The Federal Deposit Insurance Corp., or FDIC, is changing the way it determines the maximum interest rate that troubled banks may pay for deposits such as certificates of deposit, money market accounts and savings accounts. The institutions that fall into this category are classified as less than well-capitalized and, fortunately for consumers, there are relatively few. Well-capitalized banks can set deposit rates as they wish but rarely pay above the prevailing rates.
Banks that are less than well-capitalized include those that the FDIC classifies as adequately capitalized and undercapitalized. It appears that fewer than 250 of the more than 8,200 FDIC-insured institutions are not well-capitalized and, therefore, are subject to the FDIC's interest rate restriction regulations. But considering the current banking landscape, that number could grow significantly.

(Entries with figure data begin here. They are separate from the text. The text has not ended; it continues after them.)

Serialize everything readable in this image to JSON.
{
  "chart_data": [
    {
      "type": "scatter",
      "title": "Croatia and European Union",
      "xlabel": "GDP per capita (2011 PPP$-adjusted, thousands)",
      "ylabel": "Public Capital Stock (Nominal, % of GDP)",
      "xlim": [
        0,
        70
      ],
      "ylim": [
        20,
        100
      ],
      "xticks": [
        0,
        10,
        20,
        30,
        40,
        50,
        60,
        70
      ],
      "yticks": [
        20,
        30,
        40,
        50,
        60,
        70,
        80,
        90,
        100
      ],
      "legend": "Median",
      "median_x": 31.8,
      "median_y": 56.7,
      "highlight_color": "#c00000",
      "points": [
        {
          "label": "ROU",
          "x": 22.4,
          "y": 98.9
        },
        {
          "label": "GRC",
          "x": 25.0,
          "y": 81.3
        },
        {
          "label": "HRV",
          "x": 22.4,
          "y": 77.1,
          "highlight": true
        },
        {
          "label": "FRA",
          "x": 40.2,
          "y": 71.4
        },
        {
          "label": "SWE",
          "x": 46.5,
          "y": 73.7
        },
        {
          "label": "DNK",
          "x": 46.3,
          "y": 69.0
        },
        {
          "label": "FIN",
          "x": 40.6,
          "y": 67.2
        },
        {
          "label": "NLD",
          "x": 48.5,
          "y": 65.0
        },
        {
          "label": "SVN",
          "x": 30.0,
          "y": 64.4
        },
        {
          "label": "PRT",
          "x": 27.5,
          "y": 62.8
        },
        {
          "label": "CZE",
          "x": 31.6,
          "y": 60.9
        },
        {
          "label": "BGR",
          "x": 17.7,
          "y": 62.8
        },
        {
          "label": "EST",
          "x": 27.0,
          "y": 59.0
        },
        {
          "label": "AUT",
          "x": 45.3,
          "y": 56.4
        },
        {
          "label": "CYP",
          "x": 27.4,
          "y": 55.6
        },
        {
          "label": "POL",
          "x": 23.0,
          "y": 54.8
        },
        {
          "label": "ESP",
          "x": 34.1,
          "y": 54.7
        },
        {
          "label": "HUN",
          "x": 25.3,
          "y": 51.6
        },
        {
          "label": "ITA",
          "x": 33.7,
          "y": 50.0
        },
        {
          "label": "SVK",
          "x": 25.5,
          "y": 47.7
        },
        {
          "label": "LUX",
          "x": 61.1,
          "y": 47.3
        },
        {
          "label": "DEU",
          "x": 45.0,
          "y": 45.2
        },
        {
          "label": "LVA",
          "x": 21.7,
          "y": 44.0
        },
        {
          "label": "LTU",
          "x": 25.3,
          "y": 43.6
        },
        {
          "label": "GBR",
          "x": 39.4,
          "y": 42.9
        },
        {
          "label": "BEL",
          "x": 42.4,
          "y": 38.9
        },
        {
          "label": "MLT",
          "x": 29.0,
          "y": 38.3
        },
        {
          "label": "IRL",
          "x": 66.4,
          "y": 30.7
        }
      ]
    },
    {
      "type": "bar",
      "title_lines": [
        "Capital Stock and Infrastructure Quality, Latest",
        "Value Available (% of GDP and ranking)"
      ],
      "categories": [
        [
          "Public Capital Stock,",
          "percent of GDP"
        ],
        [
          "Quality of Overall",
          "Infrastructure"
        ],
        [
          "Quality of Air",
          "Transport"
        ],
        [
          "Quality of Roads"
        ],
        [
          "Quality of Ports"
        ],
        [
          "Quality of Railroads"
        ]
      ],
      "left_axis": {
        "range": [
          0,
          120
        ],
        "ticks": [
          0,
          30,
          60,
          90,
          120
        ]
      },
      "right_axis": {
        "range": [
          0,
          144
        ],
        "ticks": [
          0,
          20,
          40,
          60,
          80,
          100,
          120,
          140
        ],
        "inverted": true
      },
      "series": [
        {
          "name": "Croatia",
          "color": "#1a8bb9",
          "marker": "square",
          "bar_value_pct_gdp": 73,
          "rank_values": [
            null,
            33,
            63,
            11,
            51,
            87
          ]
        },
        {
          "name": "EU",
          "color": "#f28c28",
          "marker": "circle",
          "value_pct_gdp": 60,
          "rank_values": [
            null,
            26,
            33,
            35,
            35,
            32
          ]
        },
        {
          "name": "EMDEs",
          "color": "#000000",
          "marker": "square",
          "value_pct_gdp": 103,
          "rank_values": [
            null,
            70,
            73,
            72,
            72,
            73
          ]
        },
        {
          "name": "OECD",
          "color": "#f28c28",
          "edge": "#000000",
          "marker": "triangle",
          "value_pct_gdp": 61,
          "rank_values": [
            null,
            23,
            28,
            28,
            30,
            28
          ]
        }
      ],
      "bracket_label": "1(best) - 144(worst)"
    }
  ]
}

FDIC's national rateUnder the new rule, which takes effect Jan. 1, 2010, the FDIC will establish a national rate by using a "simple average of rates paid by all insured depository institutions and branches for which data are available." If the agency determines that the national rate is too low in a particular market, the affected banks will be able to pay up to 75 basis points above the prevailing rate in that market.
Brokered deposits -- CDs purchased through brokers, such as Fidelity Investments or Charles Schwab -- are also subject to rate restrictions. Undercapitalized banks are not allowed to accept brokered deposits, but adequately capitalized banks may if they have permission from the FDIC.
"Sometimes a troubled institution can jack up its interest rates to keep money coming in with the thought that they'll hit that home run and grow themselves out of their problems," says FDIC spokesman David Barr. "But what they tend to do is dig a deeper hole for the government to fix. So ever since the savings and loan crisis, there's been (an effort) to limit the loss to the Deposit Insurance Fund from bank failures."
Previously, the FDIC tied the interest rate cap to Treasury rates. That proved less than ideal in a continued low-rate environment, and in addition, critics say the rules were vague and compliance was difficult.
Michael Shumaker, an attorney with Bryan Cave in Atlanta who specializes in financial institutions and regulatory compliance, says now there's much more of a bright-line rule.
"The FDIC has declared that if you're in compliance with the national rate caps, the bank will be in a 'safe harbor.' But I think a lot of banks will still have some trepidation. A lot of banks are new to experiencing this rule at all because they're just now coming under enforcement actions.